Peripheral nervous system insulin resistance in ob/ob mice.

BACKGROUND: A reduction in peripheral nervous system (PNS) insulin signaling is a proposed mechanism that may contribute to sensory neuron dysfunction and diabetic neuropathy. Neuronal insulin resistance is associated with several neurological disorders and recent evidence has indicated that dorsal root ganglion (DRG) neurons in primary culture display altered insulin signaling, yet in vivo results are lacking. Here, experiments were performed to test the hypothesis that the PNS of insulin-resistant mice displays altered insulin signal transduction in vivo. For these studies, nondiabetic control and type 2 diabetic ob/ob mice were challenged with an intrathecal injection of insulin or insulin-like growth factor 1 (IGF-1) and downstream signaling was evaluated in the DRG and sciatic nerve using Western blot analysis. RESULTS: The results indicate that insulin signaling abnormalities documented in other "insulin sensitive" tissues (i.e. muscle, fat, liver) of ob/ob mice are also present in the PNS. A robust increase in Akt activation was observed with insulin and IGF-1 stimulation in nondiabetic mice in both the sciatic nerve and DRG; however this response was blunted in both tissues from ob/ob mice. The results also suggest that upregulated JNK activation and reduced insulin receptor expression could be contributory mechanisms of PNS insulin resistance within sensory neurons. CONCLUSIONS: These findings contribute to the growing body of evidence that alterations in insulin signaling occur in the PNS and may be a key factor in the pathogenesis of diabetic neuropathy.

In vivo peripheral nervous system insulin signaling.

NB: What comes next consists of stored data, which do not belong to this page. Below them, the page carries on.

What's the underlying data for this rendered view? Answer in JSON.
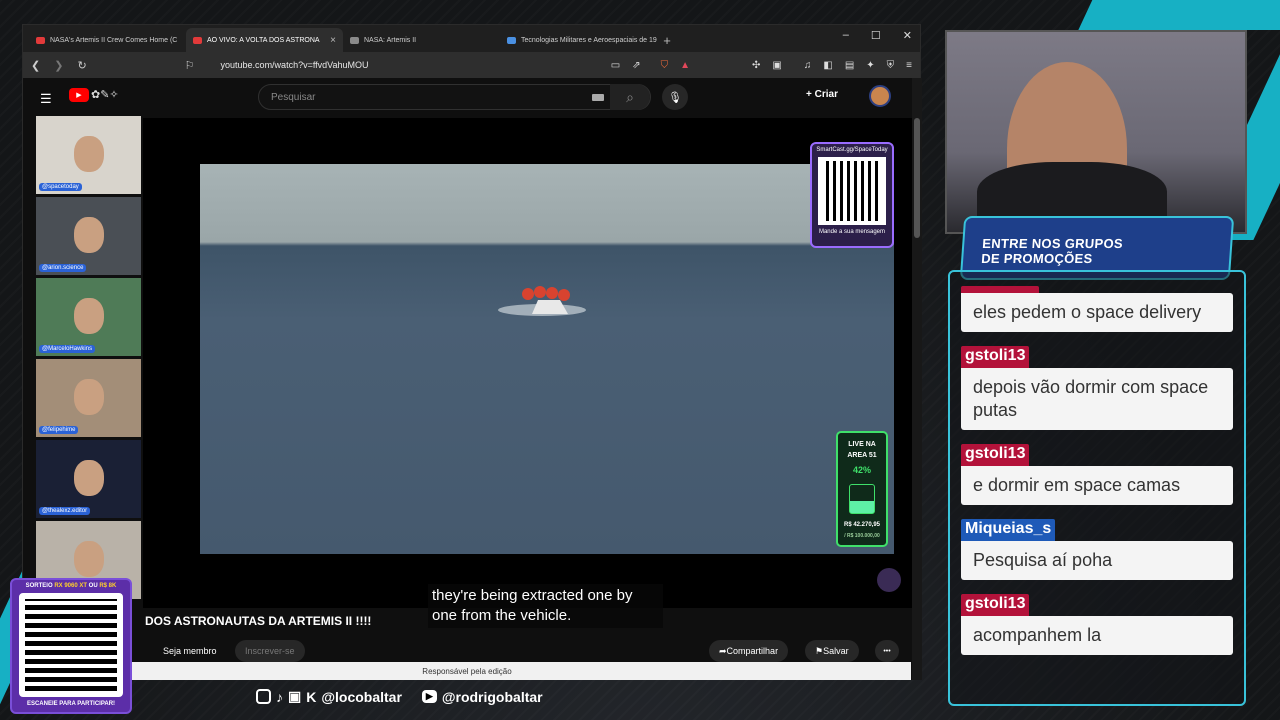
{
  "browser": {
    "tabs": [
      {
        "title": "NASA's Artemis II Crew Comes Home (C",
        "color": "#e23a3a",
        "active": false
      },
      {
        "title": "AO VIVO: A VOLTA DOS ASTRONA",
        "color": "#e23a3a",
        "active": true
      },
      {
        "title": "NASA: Artemis II",
        "color": "#8a8a8a",
        "active": false
      },
      {
        "title": "Tecnologias Militares e Aeroespaciais de 19",
        "color": "#4a90e2",
        "active": false
      }
    ],
    "url": "youtube.com/watch?v=ffvdVahuMOU",
    "new_tab": "+",
    "controls": [
      "–",
      "☐",
      "✕"
    ]
  },
  "youtube": {
    "search_placeholder": "Pesquisar",
    "create_label": "Criar",
    "video_title": "DOS ASTRONAUTAS DA ARTEMIS II !!!!",
    "subtitle": "they're being extracted one by one from the vehicle.",
    "buttons": {
      "member": "Seja membro",
      "subscribe": "Inscrever-se",
      "share": "Compartilhar",
      "save": "Salvar",
      "more": "•••"
    },
    "footer": "Responsável pela edição"
  },
  "overlay": {
    "qr_title": "SmartCast.gg/SpaceToday",
    "qr_caption": "Mande a sua mensagem",
    "live_title_1": "LIVE NA",
    "live_title_2": "AREA 51",
    "live_percent": "42%",
    "live_progress": 0.42,
    "live_amount": "R$ 42.270,95",
    "live_goal": "/ R$ 100.000,00"
  },
  "participants": [
    {
      "handle": "@spacetoday",
      "bg": "#d8d4cc"
    },
    {
      "handle": "@arion.science",
      "bg": "#4a4f55"
    },
    {
      "handle": "@MarceloHawkins",
      "bg": "#4f7b57"
    },
    {
      "handle": "@felipehime",
      "bg": "#a38e78"
    },
    {
      "handle": "@thealexz.editor",
      "bg": "#1a2035"
    },
    {
      "handle": "",
      "bg": "#b9b2a8"
    }
  ],
  "promo": {
    "line1": "ENTRE NOS GRUPOS",
    "line2": "DE PROMOÇÕES"
  },
  "chat": [
    {
      "user": "",
      "text": "eles pedem o space delivery",
      "color": "#b3123a"
    },
    {
      "user": "gstoli13",
      "text": "depois vão dormir com space putas",
      "color": "#b3123a"
    },
    {
      "user": "gstoli13",
      "text": "e dormir em space camas",
      "color": "#b3123a"
    },
    {
      "user": "Miqueias_s",
      "text": "Pesquisa aí poha",
      "color": "#1e5ab8"
    },
    {
      "user": "gstoli13",
      "text": "acompanhem la",
      "color": "#b3123a"
    }
  ],
  "sorteio": {
    "title_a": "SORTEIO ",
    "title_b": "RX 9060 XT",
    "title_c": " OU ",
    "title_d": "R$ 8K",
    "caption": "ESCANEIE PARA PARTICIPAR!"
  },
  "social": {
    "handle1": "@locobaltar",
    "handle2": "@rodrigobaltar"
  },
  "colors": {
    "accent": "#39c3da",
    "chat_name": "#b3123a",
    "live": "#3fe06a"
  }
}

Alterations in peripheral nervous system (PNS) insulin support may contribute to diabetic neuropathy (DN); yet, PNS insulin signaling is not fully defined. Here, we investigated in vivo insulin signaling in the PNS and compared the insulin responsiveness to that of muscle, liver, and adipose. Non-diabetic mice were administered increasing doses of insulin to define a dose-response relationship between insulin and Akt activation in the dorsal root ganglion (DRG) and sciatic nerve. Resulting EC50 doses were used to characterize the PNS insulin signaling time course and make comparisons between insulin signaling in the PNS and other peripheral tissues (i.e., muscle, liver, and adipose). The results demonstrate that the PNS is responsive to insulin and that differences in insulin signaling pathway activation exist between PNS compartments. At a therapeutically relevant dose, Akt was activated in the muscle, liver, and adipose at 30 min, correlating with the changes in blood glucose levels. Interestingly, the sciatic nerve showed a similar signaling profile as insulin-sensitive tissues; however, there was not a comparable activation in the DRG or spinal cord. These results present new evidence regarding PNS insulin signaling pathways in vivo and provide a baseline for studies investigating the contribution of disrupted PNS insulin signaling to DN pathogenesis.